I have a humiliating confession to make. I actually allowed myself to watch the first twenty minutes of Hot Tub Time Machine. As bad movies go, it’s even worse than Cutthroat Island, which at least had art direction and tall ships going for it. I guess I expected at least a moment of humanity from John Cusack, but I found the whole premise powerfully depressing and boring and grating in its vulgarity. The point, for the sake of this here blog, is this: it was bad. Really bad.
And yet, would it be fair to say that millions of people have seen it? Or at least hundreds of thousands? I think so. As of this writing, Box Office Mojo claims it has grossed more than $64 million worldwide.
Well let’s just take a leap across the Snake River Gorge a minute and call it “art.” Whether the story is good, bad, or ugly, the real artists are the salesmen and marketers who get this stuff watched by the theater going public. There’s a convention in stories about filmmaking to depict “the suits” as the dreary corporate functionaries who show up on the set and smother creativity. The “artists” are the writers and the directors and the actors. The “bean counters” are the studio guys, driving nice cars and sporting cuff links, who write the big checks and pollute the pure poetry of the project. The “artists” don’t care about money — even though some of them make a lot of it. The bean-counters don’t care about story-telling, even though they have to be very good at it, indeed, to convince average people Hot Tub Time Machine is funny.

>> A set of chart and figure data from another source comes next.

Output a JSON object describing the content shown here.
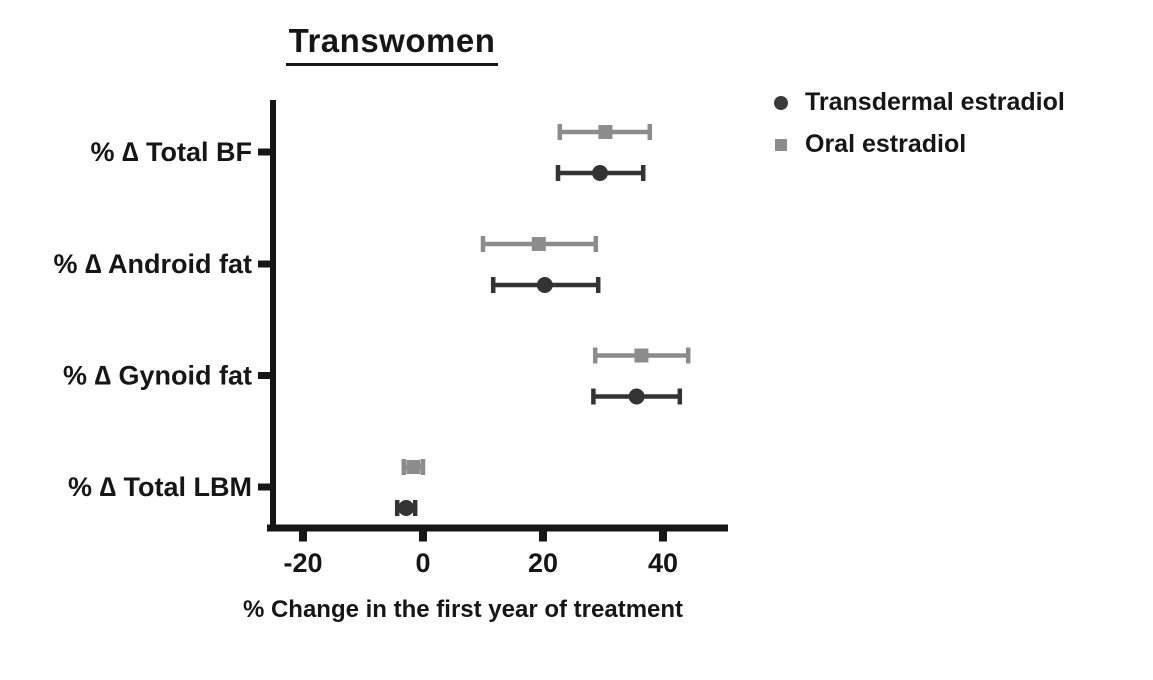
{
  "title": "Transwomen",
  "legend": [
    {
      "label": "Transdermal estradiol",
      "marker": "circle",
      "color": "#3a3a3a"
    },
    {
      "label": "Oral estradiol",
      "marker": "square",
      "color": "#8c8c8c"
    }
  ],
  "chart_data": {
    "type": "scatter",
    "subtype": "horizontal-dot-plot-with-error-bars",
    "title": "Transwomen",
    "xlabel": "% Change in the first year of treatment",
    "categories": [
      "% ∆ Total BF",
      "% ∆ Android fat",
      "% ∆ Gynoid fat",
      "% ∆ Total LBM"
    ],
    "xticks": [
      -20,
      0,
      20,
      40
    ],
    "xlim": [
      -26,
      51
    ],
    "grid": false,
    "legend_position": "top-right",
    "axis_color": "#161616",
    "series": [
      {
        "name": "Transdermal estradiol",
        "marker": "circle",
        "color": "#333333",
        "values": [
          {
            "category": "% ∆ Total BF",
            "mean": 29.5,
            "lo": 22.5,
            "hi": 36.7
          },
          {
            "category": "% ∆ Android fat",
            "mean": 20.3,
            "lo": 11.7,
            "hi": 29.2
          },
          {
            "category": "% ∆ Gynoid fat",
            "mean": 35.6,
            "lo": 28.4,
            "hi": 42.8
          },
          {
            "category": "% ∆ Total LBM",
            "mean": -2.8,
            "lo": -4.3,
            "hi": -1.3
          }
        ]
      },
      {
        "name": "Oral estradiol",
        "marker": "square",
        "color": "#8c8c8c",
        "values": [
          {
            "category": "% ∆ Total BF",
            "mean": 30.4,
            "lo": 22.8,
            "hi": 37.8
          },
          {
            "category": "% ∆ Android fat",
            "mean": 19.3,
            "lo": 10.0,
            "hi": 28.8
          },
          {
            "category": "% ∆ Gynoid fat",
            "mean": 36.4,
            "lo": 28.7,
            "hi": 44.2
          },
          {
            "category": "% ∆ Total LBM",
            "mean": -1.6,
            "lo": -3.2,
            "hi": 0.0
          }
        ]
      }
    ]
  }
}
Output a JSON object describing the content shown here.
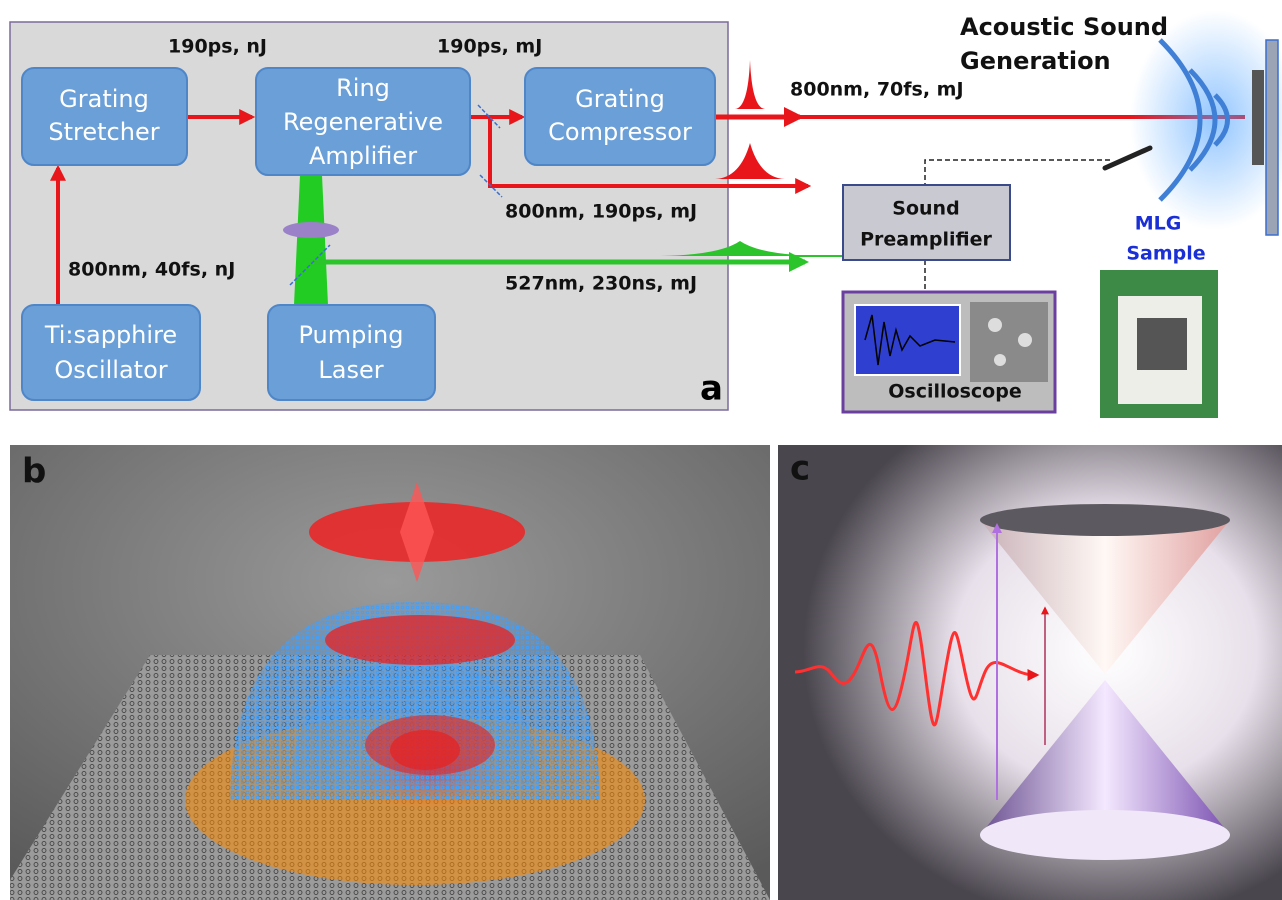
{
  "panel_a": {
    "label": "a",
    "boxes": [
      {
        "lines": [
          "Grating",
          "Stretcher"
        ]
      },
      {
        "lines": [
          "Ring",
          "Regenerative",
          "Amplifier"
        ]
      },
      {
        "lines": [
          "Grating",
          "Compressor"
        ]
      },
      {
        "lines": [
          "Ti:sapphire",
          "Oscillator"
        ]
      },
      {
        "lines": [
          "Pumping",
          "Laser"
        ]
      }
    ],
    "beam_labels": [
      "190ps, nJ",
      "190ps, mJ",
      "800nm, 70fs, mJ",
      "800nm, 190ps, mJ",
      "527nm, 230ns, mJ",
      "800nm, 40fs, nJ"
    ],
    "acoustic_title": [
      "Acoustic Sound",
      "Generation"
    ],
    "preamplifier": [
      "Sound",
      "Preamplifier"
    ],
    "oscilloscope": "Oscilloscope",
    "sample": [
      "MLG",
      "Sample"
    ]
  },
  "panel_b": {
    "label": "b"
  },
  "panel_c": {
    "label": "c"
  }
}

Well, again, let’s just say we were actually talking about art. Even if the story, and its execution, were a kind of glittering wet emerald, a picture of narrative perfection, it would still take the working capital of a major distribution company and the publicity-genius of a master marketer to get people talking about it. Money alone can’t buy an audience, any more than it can buy voters–or Meg Whitman would now be governor of California. Since money alone can’t buy an audience, the people who create a following for a project deserve to be called artists themselves.
As near as I can tell, for my own education on the matter, the art supply box of a good story-seller includes:
- A willingness to exploit the “newness” of the story during its pregnancy. People are more excited about the feature now in theaters or the new season of a show. The phrase “Coming this Fall” has weight for a reason.
- How credentialed are the performers and the director? Americans trust known faces. Europeans trust known directors. I’ve seen independent films marketed with what amounts to a borrowed celebrity face. One of the performers may actually look like Robert Duvall, and if that picture is available, that’s the one that goes on the DVD case.
- Does the story involve the end of civilization or touch upon something cataclysmic? Say so. When we were kids around the campfire, we gravitated, against our better judgment, to scary stories. I actually won’t watch a horror flick, but most stories have to at least appear brave about something that is gravely important. Even comedies like Meet the Parents have an element of danger: Ben Stiller has to measure up as a son-in-law for Robert De Niro? The humor itself radiates out from the coiled premise itself.
- News. Is the world currently obsessed with something the story confronts? I watched a trailer for the movie The Conspirator and the dialogue seemed lifted right out of the War on Terror headlines–even though this was a post Civil War flick. When Cinderella Man first appeared in theaters, there was a news story about Russell Crowe assaulting a hotel employee. Coincidence? It’s too expensive to pay for the world to talk about your story, if you’re doing it with display ads and billboards. Sometimes, I guess you have to take the other way around. You let your story speak to the country’s current gossip. (But don’t assault a hotel employee.)
- Sometimes playing hard-to-get works. This might be little more than a pricing strategy, but we pay $11 to see the movie in the theater and $2.95 to watch it, six months later, on Itunes. On a metaphysical level, when you talk about your show or your film, you have to act like the audience will be lucky to get to see it. (You don’t have public meditations like this one, in other words, but this only for subscribers anyway; I figure you’re family if you’re reading this far.)
- Pitch the story to people who will talk about it. Find a small, passionate group of story “heat-seekers” who want the newest story on your topic and spend money and time there first. They buy your story because of its content, but they sell the story to their friends based on their credibility with them.
- Give it away, or give a little bit of it away. Costco sells more pizza if there’s a lady on the end of the freezer aisle giving out samples. Complimentary tickets to the premiere, free DVDS, that sort of thing.
- Don’t give very much of it away, just enough to get them addicted. Remember, youtube is free, and mostly free for a reason.
- Computers and reference books are sold, in some measure, because parents fear they aren’t doing the best for their children if they don’t buy them the latest and the greatest. If you are selling something of quality, don’t be afraid to take your customers on a bit of a guilt trip.
- Quote someone raving about it, preferably after someone actually does rave about it.
I suppose I should have a systematic blog post on whether we’re following these rules. Maybe Wilson will take that one.